For long-running agent tasks that might span a rollout, use LangGraph’s checkpointer with an external database. This lets the new pod resume an interrupted conversation from the last checkpoint. See the LangGraph persistence documentation for details.

Exercise 5: Verify the changes

Confirm the new subagent and skills are loaded.

  1. Check the pod logs for skill discovery:

    oc logs deployment/aiops-agent | head -20

    Look for log lines indicating the skills middleware discovered your new skills and the subagent loader found sre_communicator.

  2. Verify the mounted files exist inside the pod:

    oc exec deployment/aiops-agent -- ls -la /app/aiops/skills/
    Sample output (your results may vary)
    drwxr-xr-x 2 root root  escalation
    drwxr-xr-x 2 root root  postmortem
    drwxr-xr-x 2 root root  log-analysis
    drwxr-xr-x 2 root root  diagnostics
    drwxr-xr-x 2 root root  remediation
  3. Verify the subagents.yaml includes the new communicator:

    oc exec deployment/aiops-agent -- grep "sre_communicator" /app/aiops/subagents.yaml
    Expected output
      sre_communicator:
  4. Test the new subagent by sending a prompt that should trigger it. You can port-forward to the pod and test directly:

    oc port-forward deployment/aiops-agent 8080:8080

    Then in another terminal, send a test request that references stakeholder communication.
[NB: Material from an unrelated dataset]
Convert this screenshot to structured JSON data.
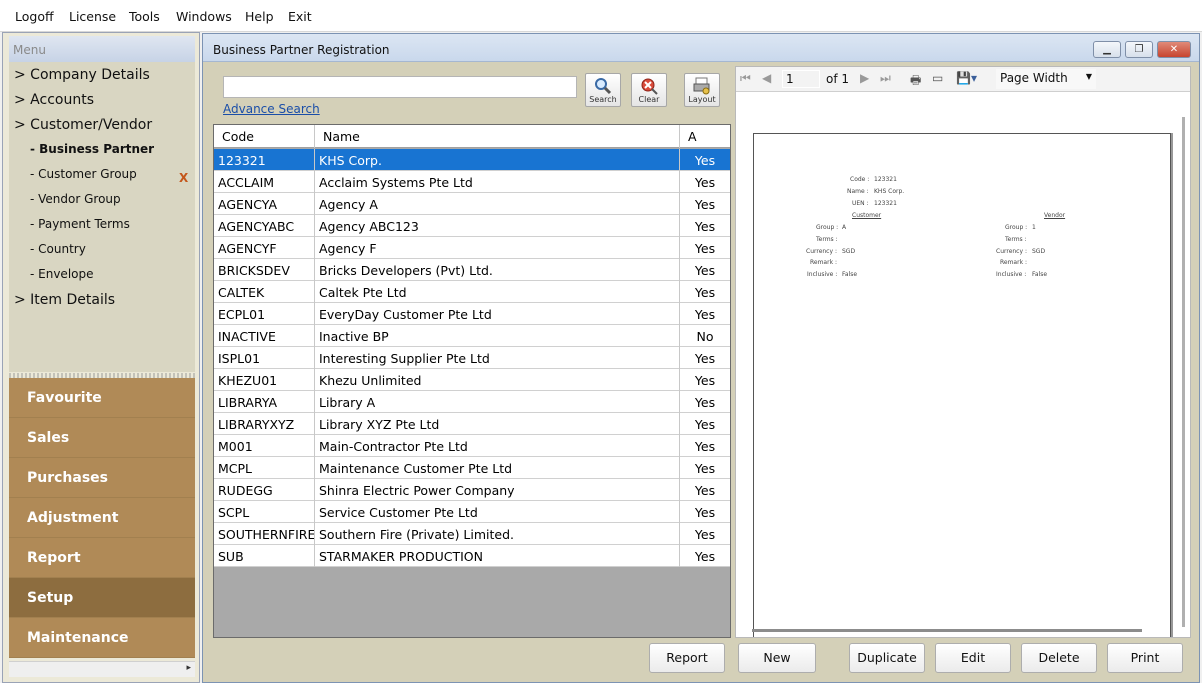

The ops_manager should delegate to sre_communicator.

Day 2 operations cheat sheet

Here’s a quick reference for common day 2 tasks:

Task Command

Edit subagents.yaml

oc edit configmap agent-config

Edit AGENTS.md memory

oc edit configmap agent-config

Add new skills

oc create configmap <name> --from-file=…​ then patch the Deployment

Change model

oc set env deployment/aiops-agent DEEPAGENTS_MODEL=anthropic:claude-haiku-4-5-20251001

Restart to pick up changes

oc rollout restart deployment/aiops-agent

Check rollout status

oc rollout status deployment/aiops-agent

Roll back a bad change

oc rollout undo deployment/aiops-agent

View agent logs

oc logs deployment/aiops-agent

Exec into pod

oc exec -it deployment/aiops-agent — /bin/bash

Module summary

You’ve performed a complete day 2 operation on a deployed Deep Agent:

  • ConfigMap anatomy — understood how files are mounted and read at startup

  • Added a subagentsre_communicator defined in YAML, deployed via ConfigMap edit

  • Added skills — escalation and postmortem skills mounted from a separate ConfigMap

  • Safe rollouts — understood the RollingUpdate strategy and why Deep Agents are stateless

  • Zero data loss — agent state lives in external systems, not in the pod

The pattern is clear: the container image is stable infrastructure, ConfigMaps are the control plane for agent behavior. Model changes, new subagents, new skills, updated memory — all deployed without a single docker build.